Sen kalk son teknoloji silahını al yanına, atla arabana ve kendinden aciz bir canlıyı sırf zevk-i sefa uğruna öldür. Ve buna “spor” de! Sanırım yazımın başında belirtmem gerekiyor ki bu sözlerimden avcılar pek hoşlanmayacak…
Malum, av mevsimi başladı. Her yıl bu dönemlerde avcılarımız sabahın ilk ışıklarında giyer kıyafetini ve bölgelere akın eder. Tavşan, keklik artık hangi hayvan namlunun ucuna gelirse gırla… Yaban hayatı düzenleme yasamız bile var. “Büyük av mevsimi”nde en fazla kaç hayvanın öldürülme hakkı olduğunu falan yazıyor.
Öldürmek… Şu veya bu sebeple öldürmek… Bir canlıya namluyu dayayarak, onun yaşam hakkını elinden almak. Ve bunu tamamen zevk için yapmak. İçinden çıkamadığım bunun gibi milyonlarca cümle var aslında. Sırf insan olduğumuz için mi doğadaki diğer canlıların yaşam hakkını ellerinden alma haddine sahip olduğumuzu hissediyoruz acaba? İnsan olmanın verdiği ayrıcalık mı başka canlıların yaşamlarını ağzınızdan çıkacak iki heceye bağlıyor? Buna kimin hangi sebeplerle hakkı olabilir?

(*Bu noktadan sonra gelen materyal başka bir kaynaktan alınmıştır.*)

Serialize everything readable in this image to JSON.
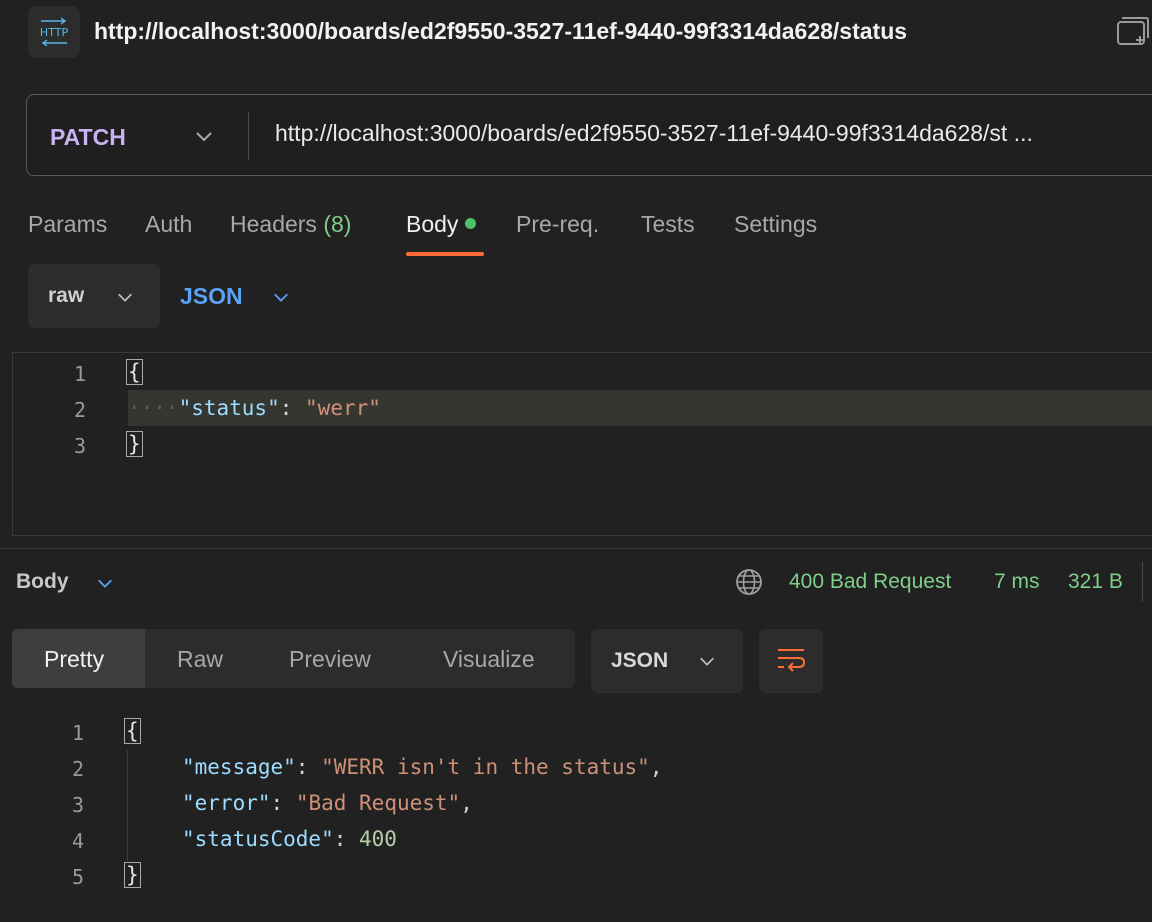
{
  "header": {
    "badge_icon": "http-icon",
    "title": "http://localhost:3000/boards/ed2f9550-3527-11ef-9440-99f3314da628/status"
  },
  "request": {
    "method": "PATCH",
    "url": "http://localhost:3000/boards/ed2f9550-3527-11ef-9440-99f3314da628/st ..."
  },
  "tabs": [
    {
      "label": "Params",
      "active": false
    },
    {
      "label": "Auth",
      "active": false
    },
    {
      "label": "Headers",
      "count": "(8)",
      "active": false
    },
    {
      "label": "Body",
      "active": true,
      "indicator_color": "#4cc16b"
    },
    {
      "label": "Pre-req.",
      "active": false
    },
    {
      "label": "Tests",
      "active": false
    },
    {
      "label": "Settings",
      "active": false
    }
  ],
  "body_mode": {
    "type": "raw",
    "format": "JSON"
  },
  "request_editor": {
    "line_numbers": [
      "1",
      "2",
      "3"
    ],
    "open_brace": "{",
    "key": "\"status\"",
    "colon": ": ",
    "value": "\"werr\"",
    "close_brace": "}"
  },
  "response": {
    "section_label": "Body",
    "status": "400 Bad Request",
    "time": "7 ms",
    "size": "321 B",
    "status_color": "#7fcf8a",
    "view_tabs": [
      "Pretty",
      "Raw",
      "Preview",
      "Visualize"
    ],
    "active_view": "Pretty",
    "format": "JSON",
    "line_numbers": [
      "1",
      "2",
      "3",
      "4",
      "5"
    ],
    "open_brace": "{",
    "close_brace": "}",
    "message_key": "\"message\"",
    "message_value": "\"WERR isn't in the status\"",
    "error_key": "\"error\"",
    "error_value": "\"Bad Request\"",
    "code_key": "\"statusCode\"",
    "code_value": "400"
  },
  "colors": {
    "accent_underline": "#ff6c37",
    "method": "#c7b3f2",
    "json_link": "#5aa2f5"
  }
}
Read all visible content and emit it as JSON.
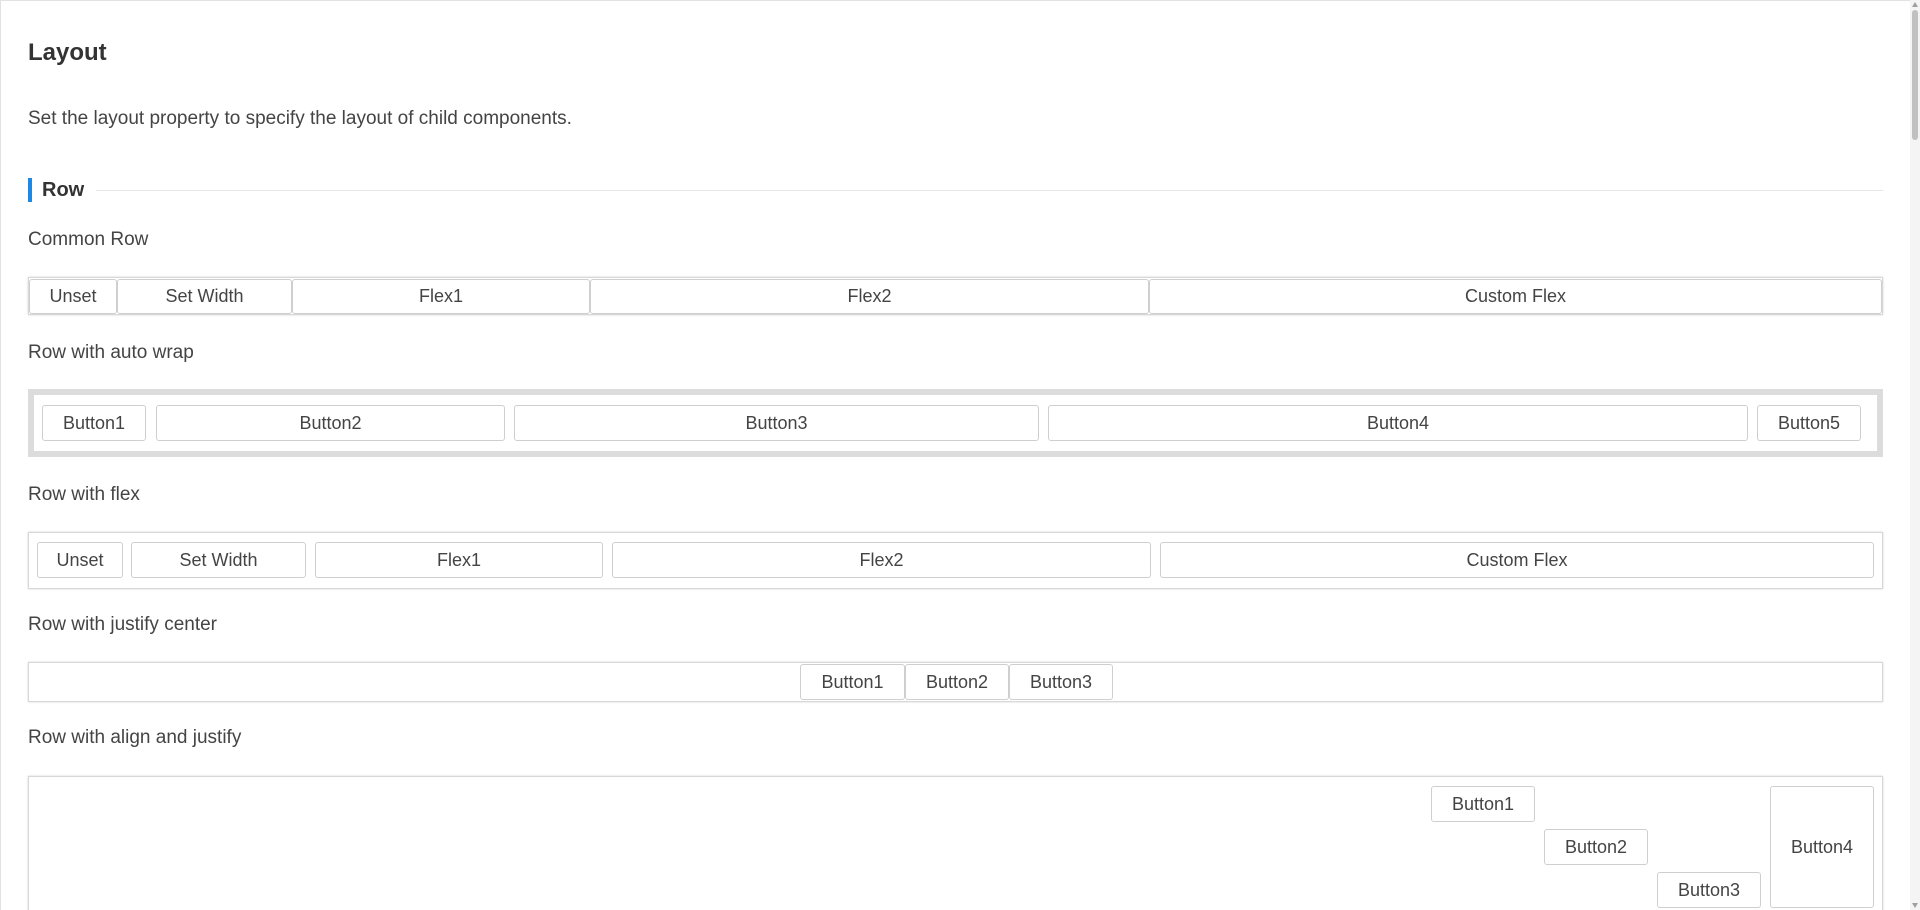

Issız bir adada kıtlık içerisinde yaşam savaşı verseydik ve hayatta kalabilmek için başka canlıların etine ihtiyaç duyuyor olsaydık yasalarca bunun onaylanıyor olmasını bir yerde anlayabilirdim. Ancak milenyum çağında, doğaya bu kadar önem verilmesi gereken bir dönemde kalkıp da yasaların da onay verdiği, adına “spor” denilen şu lanetin onaylanmasına aklımdan önce vicdanım razı gelmiyor.
Kim ne derse desin insanoğlu olarak fazla benciliz. Doğaya ve çevreye karşı nankörüz. Hani hep diyoruz ya “doğanın nimetleri” diye, sanki doğanın nimetlerine çok saygımız varmış gibi bir de övünürüz.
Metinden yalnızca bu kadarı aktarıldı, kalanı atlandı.